// Copyright (c) .NET Foundation and Contributors (https://dotnetfoundation.org/ & https://stride3d.net) and Silicon Studio Corp. (https://www.siliconstudio.co.jp)
// Distributed under the MIT license. See the LICENSE.md file in the project root for more information.

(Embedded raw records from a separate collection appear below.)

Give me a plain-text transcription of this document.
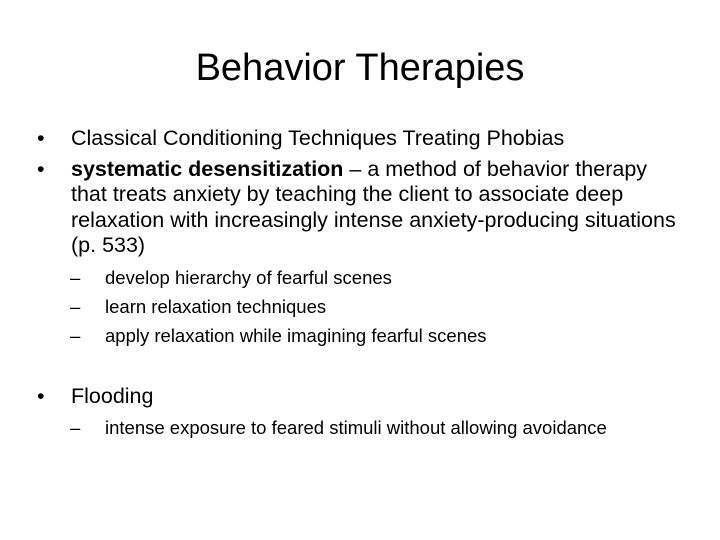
Behavior Therapies

• Classical Conditioning Techniques Treating Phobias

• systematic desensitization – a method of behavior therapy that treats anxiety by teaching the client to associate deep relaxation with increasingly intense anxiety-producing situations (p. 533)

– develop hierarchy of fearful scenes

– learn relaxation techniques

– apply relaxation while imagining fearful scenes

• Flooding

– intense exposure to feared stimuli without allowing avoidance
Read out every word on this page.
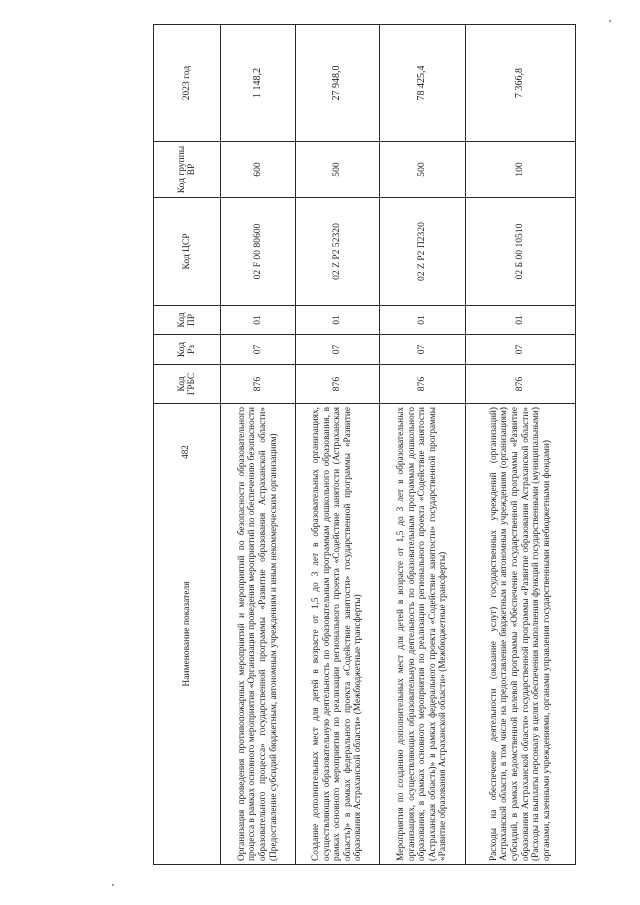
482
Наименование показателя	Код ГРБС	Код Рз	Код ПР	Код ЦСР	Код группы ВР	2023 год
Организация проведения противопожарных мероприятий и мероприятий по безопасности образовательного процесса в рамках основного мероприятия «Организация проведения мероприятий по обеспечению безопасности образовательного процесса» государственной программы «Развитие образования Астраханской области» (Предоставление субсидий бюджетным, автономным учреждениям и иным некоммерческим организациям)	876	07	01	02 F 00 80600	600	1 148,2
Создание дополнительных мест для детей в возрасте от 1,5 до 3 лет в образовательных организациях, осуществляющих образовательную деятельность по образовательным программам дошкольного образования, в рамках основного мероприятия по реализации регионального проекта «Содействие занятости (Астраханская область)» в рамках федерального проекта «Содействие занятости» государственной программы «Развитие образования Астраханской области» (Межбюджетные трансферты)	876	07	01	02 Z P2 52320	500	27 948,0
Мероприятия по созданию дополнительных мест для детей в возрасте от 1,5 до 3 лет в образовательных организациях, осуществляющих образовательную деятельность по образовательным программам дошкольного образования, в рамках основного мероприятия по реализации регионального проекта «Содействие занятости (Астраханская область)» в рамках федерального проекта «Содействие занятости» государственной программы «Развитие образования Астраханской области» (Межбюджетные трансферты)	876	07	01	02 Z P2 П2320	500	78 425,4
Расходы на обеспечение деятельности (оказание услуг) государственных учреждений (организаций) Астраханской области, в том числе на предоставление бюджетным и автономным учреждениям (организациям) субсидий, в рамках ведомственной целевой программы «Обеспечение государственной программы «Развитие образования Астраханской области» государственной программы «Развитие образования Астраханской области» (Расходы на выплаты персоналу в целях обеспечения выполнения функций государственными (муниципальными) органами, казенными учреждениями, органами управления государственными внебюджетными фондами)	876	07	01	02 Б 00 10510	100	7 366,8
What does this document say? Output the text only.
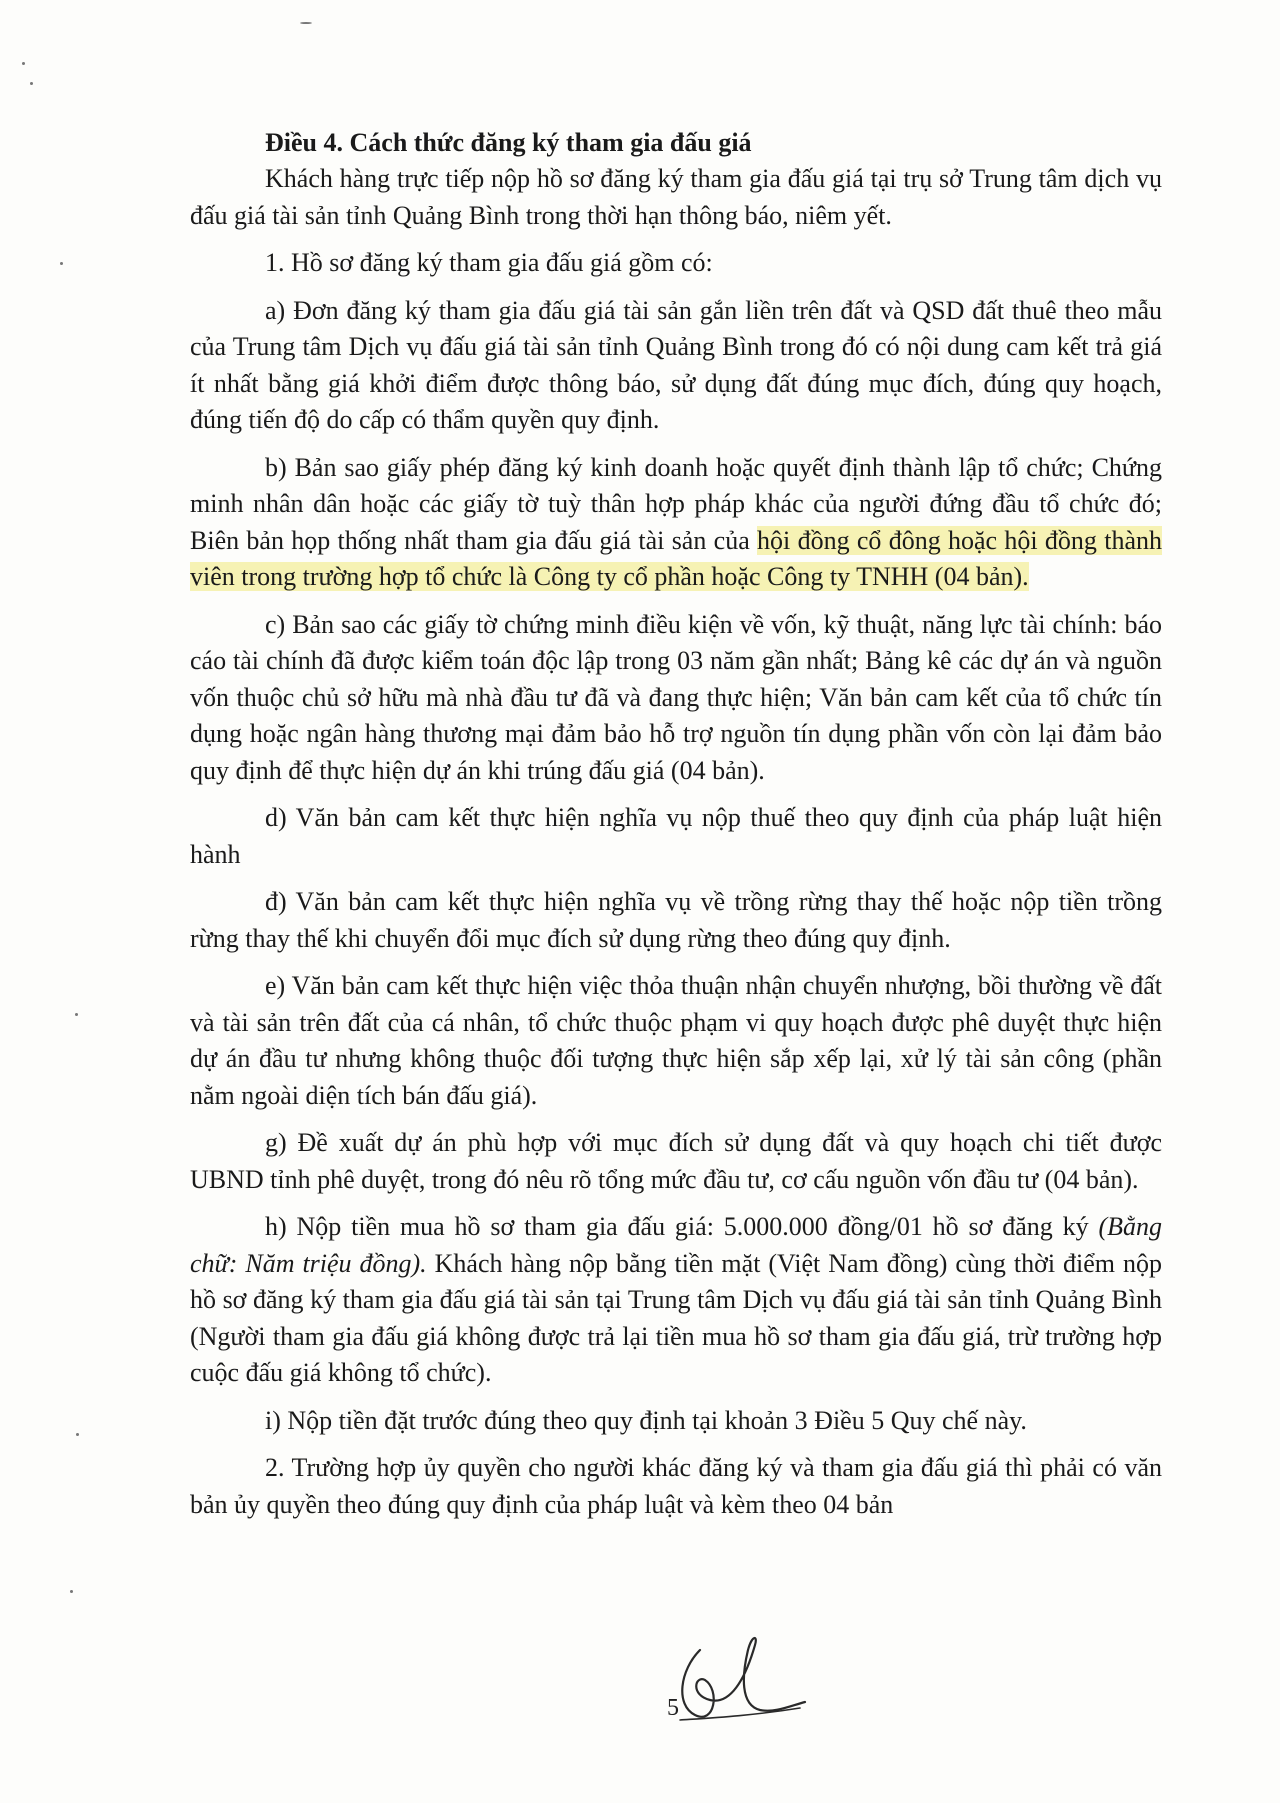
Điều 4. Cách thức đăng ký tham gia đấu giá

Khách hàng trực tiếp nộp hồ sơ đăng ký tham gia đấu giá tại trụ sở Trung tâm dịch vụ đấu giá tài sản tỉnh Quảng Bình trong thời hạn thông báo, niêm yết.

1. Hồ sơ đăng ký tham gia đấu giá gồm có:

a) Đơn đăng ký tham gia đấu giá tài sản gắn liền trên đất và QSD đất thuê theo mẫu của Trung tâm Dịch vụ đấu giá tài sản tỉnh Quảng Bình trong đó có nội dung cam kết trả giá ít nhất bằng giá khởi điểm được thông báo, sử dụng đất đúng mục đích, đúng quy hoạch, đúng tiến độ do cấp có thẩm quyền quy định.

b) Bản sao giấy phép đăng ký kinh doanh hoặc quyết định thành lập tổ chức; Chứng minh nhân dân hoặc các giấy tờ tuỳ thân hợp pháp khác của người đứng đầu tổ chức đó; Biên bản họp thống nhất tham gia đấu giá tài sản của hội đồng cổ đông hoặc hội đồng thành viên trong trường hợp tổ chức là Công ty cổ phần hoặc Công ty TNHH (04 bản).

c) Bản sao các giấy tờ chứng minh điều kiện về vốn, kỹ thuật, năng lực tài chính: báo cáo tài chính đã được kiểm toán độc lập trong 03 năm gần nhất; Bảng kê các dự án và nguồn vốn thuộc chủ sở hữu mà nhà đầu tư đã và đang thực hiện; Văn bản cam kết của tổ chức tín dụng hoặc ngân hàng thương mại đảm bảo hỗ trợ nguồn tín dụng phần vốn còn lại đảm bảo quy định để thực hiện dự án khi trúng đấu giá (04 bản).

d) Văn bản cam kết thực hiện nghĩa vụ nộp thuế theo quy định của pháp luật hiện hành

đ) Văn bản cam kết thực hiện nghĩa vụ về trồng rừng thay thế hoặc nộp tiền trồng rừng thay thế khi chuyển đổi mục đích sử dụng rừng theo đúng quy định.

e) Văn bản cam kết thực hiện việc thỏa thuận nhận chuyển nhượng, bồi thường về đất và tài sản trên đất của cá nhân, tổ chức thuộc phạm vi quy hoạch được phê duyệt thực hiện dự án đầu tư nhưng không thuộc đối tượng thực hiện sắp xếp lại, xử lý tài sản công (phần nằm ngoài diện tích bán đấu giá).

g) Đề xuất dự án phù hợp với mục đích sử dụng đất và quy hoạch chi tiết được UBND tỉnh phê duyệt, trong đó nêu rõ tổng mức đầu tư, cơ cấu nguồn vốn đầu tư (04 bản).

h) Nộp tiền mua hồ sơ tham gia đấu giá: 5.000.000 đồng/01 hồ sơ đăng ký (Bằng chữ: Năm triệu đồng). Khách hàng nộp bằng tiền mặt (Việt Nam đồng) cùng thời điểm nộp hồ sơ đăng ký tham gia đấu giá tài sản tại Trung tâm Dịch vụ đấu giá tài sản tỉnh Quảng Bình (Người tham gia đấu giá không được trả lại tiền mua hồ sơ tham gia đấu giá, trừ trường hợp cuộc đấu giá không tổ chức).

i) Nộp tiền đặt trước đúng theo quy định tại khoản 3 Điều 5 Quy chế này.

2. Trường hợp ủy quyền cho người khác đăng ký và tham gia đấu giá thì phải có văn bản ủy quyền theo đúng quy định của pháp luật và kèm theo 04 bản

5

namespace Stride.Rendering.Images
{
    /// <summary>
    /// The second pass of a shader performing Lambertian pre-filtering using Spherical Harmonics
    /// </summary>
    shader LambertianPrefilteringSHPass2<int TSize, int THarmonicsOrder> : SphericalHarmonicsBase<THarmonicsOrder>, ComputeShaderBase, Texturing, Math
    {    
        // the input buffer containing SH coefficients summed up along rows.
        Buffer<float4> InputBuffer;

        // the output buffer containing the final SH coefficients.
        RWBuffer<float4> OutputBuffer;

        // Shared memory for reducing SH-Basis coefficients
        groupshared float4 PartialSHCoeffs[TSize];

        // Reduce (sums) the SH coefficients along the columns
        override void Compute()
        {
            int coeffId = streams.GroupId.z;
            int threadId = streams.GroupThreadId.x;
            int groupId = streams.GroupId.x + streams.ThreadGroupCount.x * streams.GroupId.y;

	        // Store in shared memory
	        PartialSHCoeffs[threadId] = InputBuffer[coeffId + CoefficientsCount * (threadId + TSize * groupId)];
	        GroupMemoryBarrierWithGroupSync();
            
	        // Sum the coefficients
            for(int s = TSize / 2; s > 0; s >>= 1) 
            {
		        if(threadId < s)
			        PartialSHCoeffs[threadId] += PartialSHCoeffs[threadId + s];

		        GroupMemoryBarrierWithGroupSync();
	        }

	        // Have the first thread write out to the output buffer
	        if (IsFirstThreadOfGroup())
	        {
		        OutputBuffer[coeffId + CoefficientsCount * groupId] = PartialSHCoeffs[0];
	        }
        }
    };
}